Statewide Quail Stocking Initiative aims to restore Bobwhite Quail across West Virginia

ALUM CREEK, WV – Gov. Jim Justice held an event today at the Claudia L. Workman Wildlife Education Center to announce a brand-new statewide initiative to stock Bobwhite Quail at Wildlife Management Areas across West Virginia.

Through the Governor’s Quail Stocking Initiative, the West Virginia Division of Natural Resources (DNR) will stock over 20,000 birds at Wildlife Management Areas (WMA) across the state. To date, the DNR has already stocked over 12,000 Bobwhite Quail, and will continue stocking from August through October, weather and habitat conditions permitting.

Transmitters have been placed on some of the quail to monitor survival and habitat use. Game cameras have also been placed at several locations to monitor through video and pictures.

“I’ve missed these little rascals, and lots of people have,” Gov. Justice said. “It’s a bird that has been here forever, and it’s wildlife we need to protect and bring back. This is a great step forward, and I’m proud to be part of this. I know it will work. A lot of people have grown up and haven’t seen or heard a quail in West Virginia. I’m proud to be part of this, and it’s a great day in West Virginia.”
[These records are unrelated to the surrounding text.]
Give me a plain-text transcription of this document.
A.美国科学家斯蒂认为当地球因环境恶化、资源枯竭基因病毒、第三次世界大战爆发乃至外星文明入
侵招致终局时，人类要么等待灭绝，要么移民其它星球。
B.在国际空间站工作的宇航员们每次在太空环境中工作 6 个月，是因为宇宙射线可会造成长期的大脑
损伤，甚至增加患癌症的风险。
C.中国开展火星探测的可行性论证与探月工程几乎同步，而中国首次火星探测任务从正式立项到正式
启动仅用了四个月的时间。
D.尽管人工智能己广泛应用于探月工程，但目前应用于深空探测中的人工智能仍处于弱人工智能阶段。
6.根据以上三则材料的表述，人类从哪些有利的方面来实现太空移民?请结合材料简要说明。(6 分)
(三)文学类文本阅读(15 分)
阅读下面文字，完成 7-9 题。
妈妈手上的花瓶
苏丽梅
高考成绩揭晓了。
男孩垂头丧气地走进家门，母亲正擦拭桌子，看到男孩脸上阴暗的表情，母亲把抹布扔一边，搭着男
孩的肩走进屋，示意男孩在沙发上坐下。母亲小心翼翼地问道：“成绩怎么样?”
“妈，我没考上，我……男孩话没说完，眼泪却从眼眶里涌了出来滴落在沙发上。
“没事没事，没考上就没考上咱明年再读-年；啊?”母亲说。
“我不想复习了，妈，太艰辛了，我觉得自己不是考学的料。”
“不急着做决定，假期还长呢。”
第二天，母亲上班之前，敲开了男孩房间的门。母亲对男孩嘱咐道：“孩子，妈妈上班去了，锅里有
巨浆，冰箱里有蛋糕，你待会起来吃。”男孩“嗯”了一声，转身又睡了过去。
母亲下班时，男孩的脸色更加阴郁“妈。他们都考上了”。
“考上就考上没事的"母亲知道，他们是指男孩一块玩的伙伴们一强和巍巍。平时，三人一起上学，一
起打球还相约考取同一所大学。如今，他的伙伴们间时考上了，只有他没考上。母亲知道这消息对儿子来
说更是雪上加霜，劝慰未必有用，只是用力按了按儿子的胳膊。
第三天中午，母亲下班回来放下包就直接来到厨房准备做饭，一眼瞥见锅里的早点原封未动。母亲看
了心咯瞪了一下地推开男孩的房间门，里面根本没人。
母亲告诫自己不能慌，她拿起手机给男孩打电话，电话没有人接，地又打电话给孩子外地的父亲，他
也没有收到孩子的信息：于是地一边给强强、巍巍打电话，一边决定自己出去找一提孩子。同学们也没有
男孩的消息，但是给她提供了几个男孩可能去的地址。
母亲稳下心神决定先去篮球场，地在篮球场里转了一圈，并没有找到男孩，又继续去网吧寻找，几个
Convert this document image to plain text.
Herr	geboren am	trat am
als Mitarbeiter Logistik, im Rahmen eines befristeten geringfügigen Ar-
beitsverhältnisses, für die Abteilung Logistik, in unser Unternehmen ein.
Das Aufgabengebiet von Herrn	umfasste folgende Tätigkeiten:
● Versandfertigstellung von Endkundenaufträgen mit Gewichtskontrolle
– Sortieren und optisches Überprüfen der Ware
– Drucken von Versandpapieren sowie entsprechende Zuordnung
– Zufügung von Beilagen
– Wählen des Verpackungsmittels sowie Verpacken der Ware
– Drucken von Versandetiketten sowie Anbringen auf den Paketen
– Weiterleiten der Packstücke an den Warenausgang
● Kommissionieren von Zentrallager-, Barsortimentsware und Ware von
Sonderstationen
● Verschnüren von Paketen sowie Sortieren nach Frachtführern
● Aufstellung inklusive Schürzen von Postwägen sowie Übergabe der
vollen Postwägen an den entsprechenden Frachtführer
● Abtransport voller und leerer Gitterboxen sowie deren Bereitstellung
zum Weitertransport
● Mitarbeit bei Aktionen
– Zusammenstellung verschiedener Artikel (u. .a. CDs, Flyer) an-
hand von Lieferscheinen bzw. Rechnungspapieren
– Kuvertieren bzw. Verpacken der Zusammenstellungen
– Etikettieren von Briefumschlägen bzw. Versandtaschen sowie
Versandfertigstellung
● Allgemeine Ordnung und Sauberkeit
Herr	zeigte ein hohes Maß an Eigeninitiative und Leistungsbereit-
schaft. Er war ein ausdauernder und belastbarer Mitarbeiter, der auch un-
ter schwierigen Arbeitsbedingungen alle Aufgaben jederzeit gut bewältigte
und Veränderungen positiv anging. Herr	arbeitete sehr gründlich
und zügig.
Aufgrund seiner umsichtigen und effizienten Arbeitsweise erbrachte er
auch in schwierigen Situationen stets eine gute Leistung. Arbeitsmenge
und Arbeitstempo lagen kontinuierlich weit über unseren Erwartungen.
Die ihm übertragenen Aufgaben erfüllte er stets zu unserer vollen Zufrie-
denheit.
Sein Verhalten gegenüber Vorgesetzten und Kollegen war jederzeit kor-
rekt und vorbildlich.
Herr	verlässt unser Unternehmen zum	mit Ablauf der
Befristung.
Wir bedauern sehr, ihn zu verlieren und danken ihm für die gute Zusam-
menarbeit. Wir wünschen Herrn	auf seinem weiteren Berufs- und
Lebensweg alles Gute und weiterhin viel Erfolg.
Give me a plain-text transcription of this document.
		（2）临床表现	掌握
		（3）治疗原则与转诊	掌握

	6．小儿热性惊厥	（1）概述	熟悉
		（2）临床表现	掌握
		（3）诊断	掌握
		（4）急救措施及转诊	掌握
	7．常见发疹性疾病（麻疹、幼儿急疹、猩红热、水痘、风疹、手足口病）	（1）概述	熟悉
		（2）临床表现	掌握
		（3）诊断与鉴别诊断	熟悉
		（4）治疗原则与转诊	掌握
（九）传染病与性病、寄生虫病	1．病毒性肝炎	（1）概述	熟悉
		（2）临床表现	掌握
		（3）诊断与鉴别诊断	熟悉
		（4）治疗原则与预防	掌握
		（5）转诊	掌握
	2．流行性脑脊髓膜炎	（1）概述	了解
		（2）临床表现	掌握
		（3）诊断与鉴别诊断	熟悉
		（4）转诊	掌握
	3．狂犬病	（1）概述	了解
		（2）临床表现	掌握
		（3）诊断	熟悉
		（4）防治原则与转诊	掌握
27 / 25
The Northern Bobwhite Quail is a native species and was once found across West Virginia. However, the winters of 1977, 1978, and 1979 devastated their population. The state’s Bobwhite population reached its peak in the 1920s when the state was approximately 70 percent agricultural land but has faced sharp decline during the last several decades.

Through this reintroduction effort, landowners, hunters, and bird watchers alike will once again be able to hear the familiar “bobwhite” whistle.

“We’re trying to bring back something that people have missed,” Gov. Justice said. “And for generations to come, if we’re able to bring quail back, people will get used to it and love it, and they’ll miss it if it ever leaves us again.”

Bobwhites live in coveys, which are groups of 5-30 birds. Their young are the size of bumblebees and are able to leave the nest about a day after hatching. Up to 3 hatchings, or clutches, can be produced before the season ends in October. Adult bobwhites are almost exclusively seed-eaters, consuming the seeds of grasses and other plants.

As part of the Governor’s Quail Stocking Initiative, the DNR has coordinated habitat restoration projects at seven of the state’s WMAs. DNR maintains nearly 100 WMAs all over the state, which provides visitors and residents with undisturbed hunting, fishing and other outdoor recreation.

Bobwhite Quail have been stocked at the following locations:

  • Burnsville Lake Wildlife Management Area
  • Cross Creek Wildlife Management Area
  • Frozen Camp Wildlife Management Area
  • Greenbrier State Forest
  • Huttonsville State Farm Wildlife Management Area
  • Laurel Lake Wildlife Management Area
  • Pleasant Creek Wildlife Management Area

“This idea was generated by our Governor because he had an extreme interest in this program,” Director of the West Virginia DNR Brett McMillion said. “This has been an exciting project, and we do believe that there will be some natural regeneration.”

The Governor’s Quail Stocking Initiative is part of a five-year project to restore northern bobwhite quail to the state.